Suppose you're a coastal city that wants to setup a charging facility for passing local ships. You can either build a full seaport (which might not be practical depending on geography) with a crane and battery storage and charging facilities, which can handle ships one at a time, or maybe two or three if you have the dock space. Or you can run a high voltage line out to a buoy, and ships can hold position out in the water and connect to the power receptacle at the buoy for an hour and charge. If you want to have ten ships be able to charge at once, you run ten high voltage lines out to ten different buoys. I would suggest that the latter option is probably cheaper and easier.

It's also not out of the question to have HVDC lines that connect continents to each other for power sharing (i.e. buying and selling solar power based on where the sun is shining), and if such cables exist across oceans it's not much of a stretch to imagine a string of charging stations at regular intervals for passing ships to use, even across the Pacific.

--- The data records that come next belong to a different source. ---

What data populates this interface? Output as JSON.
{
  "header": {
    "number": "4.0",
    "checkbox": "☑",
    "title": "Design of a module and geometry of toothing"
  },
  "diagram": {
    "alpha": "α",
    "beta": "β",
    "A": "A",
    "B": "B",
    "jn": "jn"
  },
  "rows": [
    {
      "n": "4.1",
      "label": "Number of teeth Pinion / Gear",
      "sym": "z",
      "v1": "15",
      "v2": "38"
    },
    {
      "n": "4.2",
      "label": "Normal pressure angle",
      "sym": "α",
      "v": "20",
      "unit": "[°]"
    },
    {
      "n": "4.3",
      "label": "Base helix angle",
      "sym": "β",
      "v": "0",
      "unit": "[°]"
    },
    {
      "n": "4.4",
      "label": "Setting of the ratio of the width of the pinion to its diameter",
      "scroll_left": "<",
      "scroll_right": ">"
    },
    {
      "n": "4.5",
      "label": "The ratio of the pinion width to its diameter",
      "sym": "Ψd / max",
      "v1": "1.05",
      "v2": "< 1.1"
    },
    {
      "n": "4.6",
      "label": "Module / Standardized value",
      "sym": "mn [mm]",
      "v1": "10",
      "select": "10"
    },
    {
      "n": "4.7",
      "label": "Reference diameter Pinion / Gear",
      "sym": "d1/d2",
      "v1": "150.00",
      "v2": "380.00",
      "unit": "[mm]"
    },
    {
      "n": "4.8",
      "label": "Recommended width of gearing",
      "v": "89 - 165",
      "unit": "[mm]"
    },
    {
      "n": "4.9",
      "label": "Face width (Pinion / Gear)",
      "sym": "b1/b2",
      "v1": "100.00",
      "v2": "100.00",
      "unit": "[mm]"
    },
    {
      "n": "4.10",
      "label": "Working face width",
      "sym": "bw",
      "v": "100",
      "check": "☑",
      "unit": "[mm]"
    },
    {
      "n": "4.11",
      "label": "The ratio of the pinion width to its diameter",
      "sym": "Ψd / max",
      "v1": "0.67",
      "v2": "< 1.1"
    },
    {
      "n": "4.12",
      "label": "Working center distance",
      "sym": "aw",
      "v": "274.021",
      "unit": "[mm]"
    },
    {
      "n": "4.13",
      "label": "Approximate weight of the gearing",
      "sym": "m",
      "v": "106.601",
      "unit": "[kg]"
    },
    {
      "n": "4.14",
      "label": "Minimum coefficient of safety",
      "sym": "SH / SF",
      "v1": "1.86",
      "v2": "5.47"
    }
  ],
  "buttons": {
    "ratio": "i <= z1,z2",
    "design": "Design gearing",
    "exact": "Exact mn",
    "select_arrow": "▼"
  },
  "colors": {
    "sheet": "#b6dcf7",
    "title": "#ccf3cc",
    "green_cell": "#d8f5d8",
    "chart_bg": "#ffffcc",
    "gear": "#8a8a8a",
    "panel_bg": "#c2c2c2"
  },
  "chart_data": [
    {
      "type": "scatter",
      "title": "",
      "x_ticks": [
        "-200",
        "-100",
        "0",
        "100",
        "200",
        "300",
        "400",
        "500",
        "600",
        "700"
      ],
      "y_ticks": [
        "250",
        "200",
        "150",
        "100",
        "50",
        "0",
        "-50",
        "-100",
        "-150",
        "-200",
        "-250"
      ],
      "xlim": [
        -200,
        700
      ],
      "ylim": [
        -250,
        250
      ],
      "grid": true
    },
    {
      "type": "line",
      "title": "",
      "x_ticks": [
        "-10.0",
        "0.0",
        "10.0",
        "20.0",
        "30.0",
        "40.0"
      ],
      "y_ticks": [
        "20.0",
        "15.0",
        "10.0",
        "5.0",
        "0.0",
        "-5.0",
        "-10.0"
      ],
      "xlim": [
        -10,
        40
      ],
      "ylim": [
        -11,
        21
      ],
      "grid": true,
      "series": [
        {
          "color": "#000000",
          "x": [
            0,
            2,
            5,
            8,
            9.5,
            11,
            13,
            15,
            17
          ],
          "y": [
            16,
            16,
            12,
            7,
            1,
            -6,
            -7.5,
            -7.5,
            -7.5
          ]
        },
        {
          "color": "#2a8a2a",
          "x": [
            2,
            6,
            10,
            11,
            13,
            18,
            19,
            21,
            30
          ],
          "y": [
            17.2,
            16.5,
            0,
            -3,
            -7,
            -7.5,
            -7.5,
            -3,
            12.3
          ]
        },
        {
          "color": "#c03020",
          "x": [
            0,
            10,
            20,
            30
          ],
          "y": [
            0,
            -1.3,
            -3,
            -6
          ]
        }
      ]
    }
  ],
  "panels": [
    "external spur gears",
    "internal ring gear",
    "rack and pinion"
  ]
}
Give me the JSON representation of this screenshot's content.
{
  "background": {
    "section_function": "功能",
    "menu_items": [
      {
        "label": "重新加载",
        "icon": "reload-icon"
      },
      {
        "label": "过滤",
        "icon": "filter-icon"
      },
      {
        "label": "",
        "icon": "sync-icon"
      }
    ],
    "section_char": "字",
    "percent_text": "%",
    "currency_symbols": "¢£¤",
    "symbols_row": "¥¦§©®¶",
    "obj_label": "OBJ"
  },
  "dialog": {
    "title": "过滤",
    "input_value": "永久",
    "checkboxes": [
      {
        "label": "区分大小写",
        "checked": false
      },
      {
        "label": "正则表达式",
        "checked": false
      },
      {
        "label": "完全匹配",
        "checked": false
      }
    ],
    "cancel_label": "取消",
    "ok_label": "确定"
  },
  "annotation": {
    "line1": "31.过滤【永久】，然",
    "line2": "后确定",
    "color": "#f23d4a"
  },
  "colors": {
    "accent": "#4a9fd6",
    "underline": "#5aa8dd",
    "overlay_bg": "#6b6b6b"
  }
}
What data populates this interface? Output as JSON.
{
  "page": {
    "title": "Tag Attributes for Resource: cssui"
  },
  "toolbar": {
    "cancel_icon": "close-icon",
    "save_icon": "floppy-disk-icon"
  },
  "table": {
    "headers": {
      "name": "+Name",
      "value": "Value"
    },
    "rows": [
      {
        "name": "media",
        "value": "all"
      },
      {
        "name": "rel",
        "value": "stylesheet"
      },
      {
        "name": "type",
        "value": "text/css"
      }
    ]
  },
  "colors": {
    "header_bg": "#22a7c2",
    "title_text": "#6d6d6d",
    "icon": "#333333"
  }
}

Even better would be some system where you can have a continuous connection to power, like the pantographs connecting to overhead lines in electric street car systems, but I have no idea how you would do that at sea.



If you containerize batteries (which is a thing with some electric ships already), swapping the containers is a few minutes work. Most container harbors routinely process container ships with thousands of containers using automated cranes, autonomous ground transport, etc. I don't think that's a process that takes a lot of time. They probably measure that in numbers of containers per minute. So, I think that we can establish that swapping a few batteries should not be that big of a deal technically.

Recharging those containerized batteries would require some infrastructure. Conveniently, off shore wind parks are currently pretty popular, can generate lots of GW of power, and can be close to shipping routes. There are all sorts of solutions that you could imagine here. You could even shuttle batteries to and from ships that need them so those ships don't even have to make an expensive detour.


That work also would include high current high voltage connections. Which are suitable for use at sea... Which makes me thing that it is not exactly as fast process.

Plus you likely want to stack these to one part of ship and then risk having them relatively close each other which in case of fire could be risky.


> assuming enough current is available

What if this assumption isn't true: dispatchable energy and opportunistic energy are two very different things.

If you want to build out battery storage to get a stable grid from intermittent sources, chances are you'd end up with cargo-container sized standard modules anyways, instead of every port having its own bespoke facilities reinvented in some folksy local style


Power delivery could be an issue. I guess it depends on how many ships a day you're serving. If there's just one or two a day, your infrastructure needs to handle short bursts at high capacity but then sits idle 90+ % of the time. If you're serving a hundred ships a day, it sort of just averages out and you can be at close to maximum capacity most of the time. I'd imagine most power utilities would love to have customers that consistent.

Delivering power to the ships would be interesting. I suppose it would have to come in at high voltage (either AC or DC) and be stepped down to a suitable pack voltage. That means each ship would have the equivalent of an electrical substation on board.


"if you can't get everything done in under an hour you're better off just charging them on the ship."

Why not both? charge on-ship batteries while swapping off-ship batteries.


Because in the time it takes to physically swap some batteries and charge others, you could have just charged them all and that would be simpler and easier.

One of the things that's counterintuitive about batteries is that if a battery is twice as big it still takes the same time to charge, not twice as long. (That's assuming you can supply enough power to charge at the fastest rate the batteries can handle.)